Иосиф Бродский заговорил о своем ленинградском друге поэте Евгении Рейне, человеке, у которого, как он сказал, многому научился. "Почти всему на начальном этапе. Он был моим метром, он был многим для меня".
– Это было в пору молодости?
– Да, конец пятидесятых – начало шестидесятых годов.
– Я слышал, что именно Рейн познакомил вас с Анной Андреевной Ахматовой?
– Да, это так. Было это году в шестьдесят втором. Мне чуть перевалило за двадцать. Рейн привез меня к Анне Андреевне на дачу в Комарове.
– И что осталось в памяти от той встречи?

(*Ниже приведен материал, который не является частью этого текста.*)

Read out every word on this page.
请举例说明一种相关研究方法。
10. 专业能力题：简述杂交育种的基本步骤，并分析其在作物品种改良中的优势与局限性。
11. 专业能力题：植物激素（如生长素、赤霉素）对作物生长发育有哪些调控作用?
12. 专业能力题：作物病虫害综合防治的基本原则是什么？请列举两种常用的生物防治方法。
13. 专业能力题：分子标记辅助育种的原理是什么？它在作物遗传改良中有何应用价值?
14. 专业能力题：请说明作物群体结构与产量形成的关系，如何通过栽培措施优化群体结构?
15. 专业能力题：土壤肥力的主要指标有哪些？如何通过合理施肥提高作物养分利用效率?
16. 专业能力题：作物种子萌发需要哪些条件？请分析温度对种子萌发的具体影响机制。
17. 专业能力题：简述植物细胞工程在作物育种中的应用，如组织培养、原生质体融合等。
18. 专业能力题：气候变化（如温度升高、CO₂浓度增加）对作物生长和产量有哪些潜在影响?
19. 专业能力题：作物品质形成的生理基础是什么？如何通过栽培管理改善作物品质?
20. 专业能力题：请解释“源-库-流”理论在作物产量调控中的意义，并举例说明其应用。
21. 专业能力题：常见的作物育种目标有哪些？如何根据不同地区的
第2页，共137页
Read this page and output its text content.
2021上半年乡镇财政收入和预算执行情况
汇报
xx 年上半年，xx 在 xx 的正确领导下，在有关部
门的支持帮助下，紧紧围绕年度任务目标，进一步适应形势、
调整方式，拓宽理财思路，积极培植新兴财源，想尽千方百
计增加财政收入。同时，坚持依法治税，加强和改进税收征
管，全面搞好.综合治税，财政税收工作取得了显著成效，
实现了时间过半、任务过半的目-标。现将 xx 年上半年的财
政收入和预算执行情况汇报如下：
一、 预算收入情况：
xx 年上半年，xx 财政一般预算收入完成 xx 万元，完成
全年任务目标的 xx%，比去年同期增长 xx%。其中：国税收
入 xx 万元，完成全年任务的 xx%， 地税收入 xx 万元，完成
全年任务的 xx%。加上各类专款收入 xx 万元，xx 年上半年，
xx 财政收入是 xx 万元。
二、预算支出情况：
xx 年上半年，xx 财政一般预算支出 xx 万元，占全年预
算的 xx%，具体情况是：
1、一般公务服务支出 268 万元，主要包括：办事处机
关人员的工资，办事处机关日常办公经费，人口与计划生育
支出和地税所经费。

– Если честно, воспоминания смутные. Наверное, потому, что минуты знакомства были очень волнующими.
– А потом?
– Об Ахматовой я могу говорить много. Один литератор, его фамилия Соломон Волков, беседовал со мной об Ахматовой довольно долго и сделал большое интервью только на эту тему. Если в здешнем журнале найдете, прочитайте. Скажу только, что временами я виделся с Ахматовой редко, а одну зиму я снимал дачу в Комарове и общался с ней каждый день. Однажды Анна Андреевна мне сказала: "Вообще, Иосиф, я не понимаю, что происходит: вам же не могут нравиться мои стихи". Не знаю, почему она так сказала. Я запротестовал. Хотя не уверен, искренне ли. Ведь в ту пору я был нормальным советским молодым человеком, которому зачастую было как-то не до стихов. Подлинный интерес к поэзии Ахматовой и поэзии вообще пришел ко мне позже. Мандельштама я прочел впервые в двадцать три года. Вы удивитесь, но, когда Рейн предложил мне поехать к Ахматовой, я был поражен, что она жива.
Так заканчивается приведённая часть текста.